Süfrajetlerle birlikte anılan Holloway Cezaevi’nde onlara uygulanan işkenceler önceleri bu sebeple büyük bir tepki görmüyordu. Britanya Hükümeti, tutuklu süfrajetlere politik değil de adi suçlu muamelesi yapmaya başlayınca, süfrajetler açlık grevlerine başladılar. Cezaevinde ölüm vakaları İngiliz hükümetinin üstlenmek istemediği bir sorumluluk olduğu için, 1909’da çeşitli biyolojik ve ruhsal travmalara yol açan zorla besleme uygulamasına geçildi. Bu uygulamaya da direnen süfrajetlerin ABD’deki kızkardeşleri sımsıkı kilitledikleri ağızlarından dolayı “demir çeneli melekler” olarak anılıyorlardı. Açlık grevleri ve zorla besleme süfrajetlere çok acı çektirdi fakat nihayet kamuoyunun dikkatini çekmeyi başardılar.
Azimle ve cesaretle sürdürülen oy hakkı talebi, 1916’da Alice Paul’un Ulusal Kadınlar Partisi’ni kurmasına imkan verdi. Ancak birkaç yıl içinde birçok üyesi tutuklanan partiye yaşama şansı tanınmadı. Bu tecrübe size Nezihe Muhittin’in 1923’te kurduğu Kadınlar Halk Fırkası’nın ve bir akıl hastanesinde ölen Muhittin’in başına gelenleri hatırlatıyor mu? Kadınlara en erken oy hakkı verilen ülke olmakla övünürken, oy hakkı almak için uğraşan kadınların başlarına gelenleri de bilelim diye şu linki buraya bırakayım.

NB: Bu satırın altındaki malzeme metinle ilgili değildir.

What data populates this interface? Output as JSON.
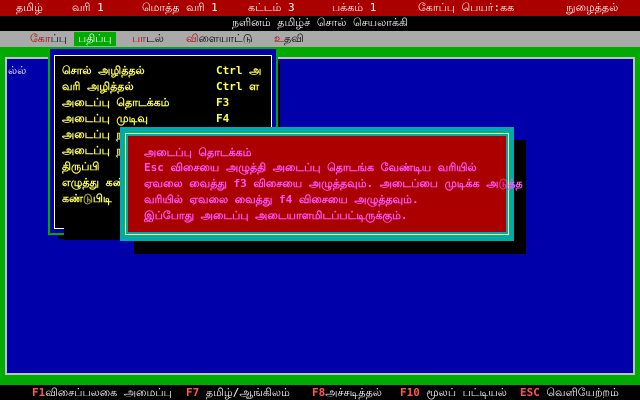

Süfrajetleri çevresinde toplayan Kadınların Sosyal ve Politik Birliği’nin faaliyetleri Birinci Dünya Savaşı’nın başlamasıyla uzun süre sönümlendi. Birleşik Krallık’ta kadınların oy hakkı elde edebilmesi 1928’de mümkün olabildi. Emmeline Pankhurst ise bunu göremeden, kararın açıklanmasından sadece 18 gün önce öldü.
KUM SAATİ FABRİKASI
Şimdi gelelim yazının başlığını ve konusunu ilham eden romana. Lucy Ribchester’in Kum Saati Fabrikası, Çiçek Öztek çevirisiyle Alef Yayınları’ndan çok yakın bir zamanda çıktı. Roman, süfrajet hareketinin talepleri, eylem biçimleri ve Britanya kültüründe bulduğu karşılık üzerine sürükleyici bir metin. Bir tarihi anlatı olmasının yanında, polisiye bir olayın da izi sürüldüğü için gerilimli bir roman. 1912’de, yani WSPU’nun kurulmasının üzerinden dokuz yıl geçmişken, Edward dönemi Londra'sında trapez gösterileri yaparak hayatını kazanan süfrajet Ebony Diamond’un esrarengiz bir şekilde ortadan kaybolmasıyla açılıyor hikaye. Ebony’yi erkeklerin hakim olduğu basın piyasasında kabul görmeye çalışan ve hatta kendisini Frankie olarak tanıtıp pantolonla dolaşan Frances ile birlikte arıyoruz.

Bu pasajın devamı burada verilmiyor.